While sharing the token URI is certainly possible, this URI allows no inference of the NFT's on-chain record and the ownership claim it expresses. Moreover, for NFT data that is stored or generated on-chain there is no way for websites to link to it in a compact and reliable way since data URIs are long and not supported by many apps.
The NFT Gateway Protocol defines an address schema for canonic links to NFTs that are concise, work reliably, and allow tracing to the ownership claim on the blockchain.
There are serious privacy concerns with fetching the token URI directly from the browser. This can be alleviated by proxying such requests through a gateway.
Gateways implementing the NFT Gateway Protocol are interoperable and can be used interchangeably by different wallets or other apps for displaying NFT media.

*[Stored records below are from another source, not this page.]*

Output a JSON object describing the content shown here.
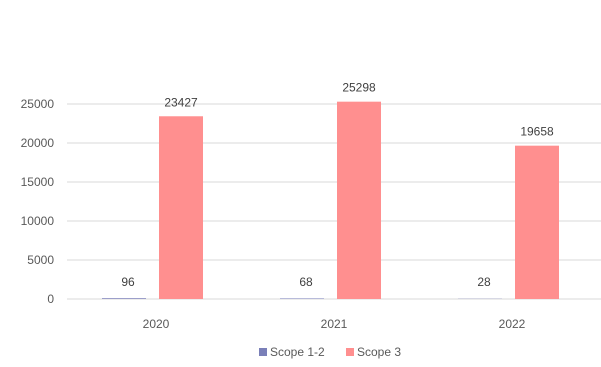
{
  "chart_data": {
    "type": "bar",
    "categories": [
      "2020",
      "2021",
      "2022"
    ],
    "series": [
      {
        "name": "Scope 1-2",
        "values": [
          96,
          68,
          28
        ],
        "color": "#7A7FB8"
      },
      {
        "name": "Scope 3",
        "values": [
          23427,
          25298,
          19658
        ],
        "color": "#FF8F8F"
      }
    ],
    "yticks": [
      "0",
      "5000",
      "10000",
      "15000",
      "20000",
      "25000"
    ],
    "ylim": [
      0,
      25000
    ],
    "grid": true,
    "legend_position": "bottom",
    "title": "",
    "xlabel": "",
    "ylabel": ""
  }
}
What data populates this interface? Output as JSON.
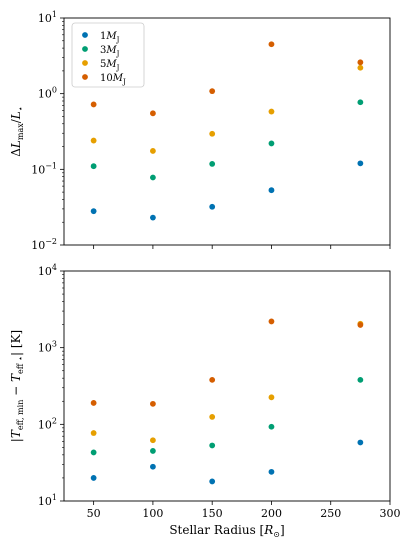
{
  "chart_data": [
    {
      "type": "scatter",
      "title": "",
      "xlabel": "",
      "ylabel": "ΔL_max/L_⋆",
      "yscale": "log",
      "xlim": [
        25,
        300
      ],
      "ylim": [
        0.01,
        10
      ],
      "x_ticks": [
        50,
        100,
        150,
        200,
        250,
        300
      ],
      "show_x_tick_labels": false,
      "y_ticks": [
        {
          "value": 0.01,
          "base": "10",
          "exp": "−2"
        },
        {
          "value": 0.1,
          "base": "10",
          "exp": "−1"
        },
        {
          "value": 1,
          "base": "10",
          "exp": "0"
        },
        {
          "value": 10,
          "base": "10",
          "exp": "1"
        }
      ],
      "legend": {
        "placement": "top-left",
        "entries": [
          {
            "prefix": "1",
            "sym": "M",
            "sub": "J",
            "series": 0
          },
          {
            "prefix": "3",
            "sym": "M",
            "sub": "J",
            "series": 1
          },
          {
            "prefix": "5",
            "sym": "M",
            "sub": "J",
            "series": 2
          },
          {
            "prefix": "10",
            "sym": "M",
            "sub": "J",
            "series": 3
          }
        ]
      },
      "x": [
        50,
        100,
        150,
        200,
        275
      ],
      "series": [
        {
          "name": "1M_J",
          "color": "#0072b2",
          "values": [
            0.028,
            0.023,
            0.032,
            0.053,
            0.12
          ]
        },
        {
          "name": "3M_J",
          "color": "#009e73",
          "values": [
            0.11,
            0.078,
            0.118,
            0.22,
            0.77
          ]
        },
        {
          "name": "5M_J",
          "color": "#e69f00",
          "values": [
            0.24,
            0.175,
            0.295,
            0.58,
            2.2
          ]
        },
        {
          "name": "10M_J",
          "color": "#d55e00",
          "values": [
            0.72,
            0.55,
            1.08,
            4.5,
            2.6
          ]
        }
      ]
    },
    {
      "type": "scatter",
      "title": "",
      "xlabel": "Stellar Radius [R_⊙]",
      "ylabel": "|T_eff,min − T_eff⋆| [K]",
      "yscale": "log",
      "xlim": [
        25,
        300
      ],
      "ylim": [
        10,
        10000
      ],
      "x_ticks": [
        50,
        100,
        150,
        200,
        250,
        300
      ],
      "show_x_tick_labels": true,
      "y_ticks": [
        {
          "value": 10,
          "base": "10",
          "exp": "1"
        },
        {
          "value": 100,
          "base": "10",
          "exp": "2"
        },
        {
          "value": 1000,
          "base": "10",
          "exp": "3"
        },
        {
          "value": 10000,
          "base": "10",
          "exp": "4"
        }
      ],
      "x": [
        50,
        100,
        150,
        200,
        275
      ],
      "series": [
        {
          "name": "1M_J",
          "color": "#0072b2",
          "values": [
            20,
            28,
            18,
            24,
            58
          ]
        },
        {
          "name": "3M_J",
          "color": "#009e73",
          "values": [
            43,
            45,
            53,
            93,
            380
          ]
        },
        {
          "name": "5M_J",
          "color": "#e69f00",
          "values": [
            77,
            62,
            125,
            225,
            2050
          ]
        },
        {
          "name": "10M_J",
          "color": "#d55e00",
          "values": [
            190,
            185,
            380,
            2200,
            1980
          ]
        }
      ]
    }
  ]
}
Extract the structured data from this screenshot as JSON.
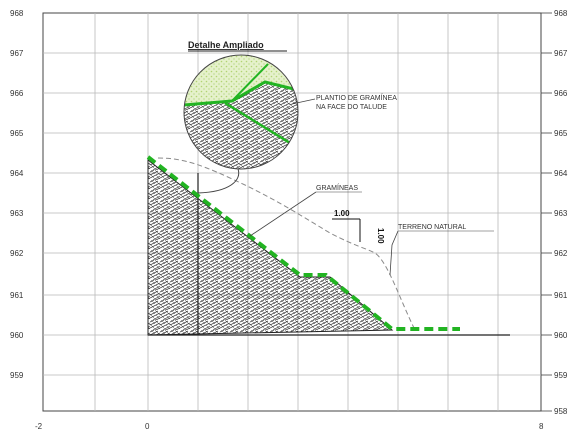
{
  "colors": {
    "grid": "#b9b9b9",
    "hatch": "#3a3a3a",
    "grass": "#22b422",
    "grass_fill": "#cfe6a0",
    "terrain": "#8a8a8a",
    "line": "#222222"
  },
  "axes": {
    "y_ticks": [
      "968",
      "967",
      "966",
      "965",
      "964",
      "963",
      "962",
      "961",
      "960",
      "959",
      "958"
    ],
    "x_ticks": [
      "-2",
      "0",
      "8"
    ]
  },
  "detail": {
    "title": "Detalhe Ampliado",
    "label_line1": "PLANTIO DE GRAMÍNEA",
    "label_line2": "NA FACE DO TALUDE"
  },
  "labels": {
    "graminea": "GRAMÍNEAS",
    "terreno": "TERRENO NATURAL",
    "slope_h": "1.00",
    "slope_v": "1.00"
  }
}
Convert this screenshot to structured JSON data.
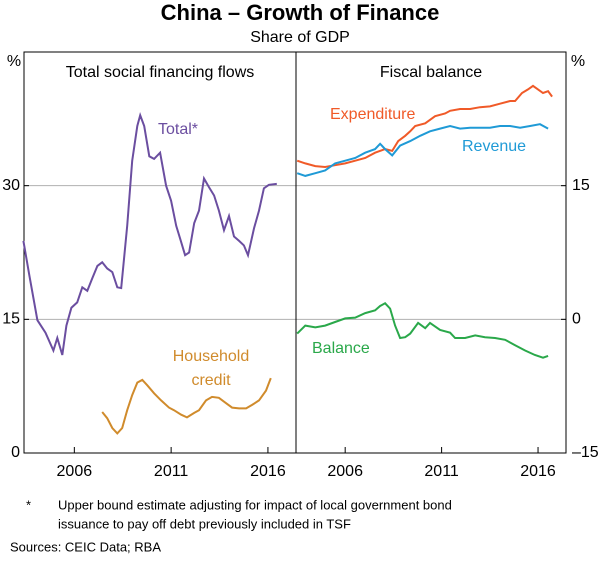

Specifying a protocol rather than merely implementing a gateway, the NFTGP project aims at fostering a diverse ecosystem of gateways. This is crucial for enabling trust minimized access to NFT data where URIs to NFT must not be tied to any one central authority.
SVG lends itself as a format for generating images on a blockchain due to its compact vector-based representation. Importantly, it can use external resources, like fonts, other SVG files, or raster images via URI references. This facilitates on-chain generation and storage of complex images at a small file size by composing larger image layers that are stored off-chain, e.g., on IPFS.
The NFT Gateway Protocol defines a mechanism for the resolution and inlining of external resources in SVG–guaranteeing consistent image rendering in any environment.
The NFTGP project maintains a free public http gateway service at https://nftgp.io.
The source code of an http gateway reference implementation can be found here: https://github.com/nftgp/http-gateway
With adoption of the standard we hope to see more instances of both, alternative gateway implementations as well as third-party public gateways.
The NFT Gateway Protocol can also be implemented by private gateways, for example as part of a web3 application's back-end infrastructure.
Finally, an NFT gateway can even run locally on the end-user's machine, for example bundled within a web app or implemented as a browser extension. Such client-local gateway must take extra measures to ensure that privacy is preserved, which can be achieved by routing http requests to media files through a trusted http proxy server, for example.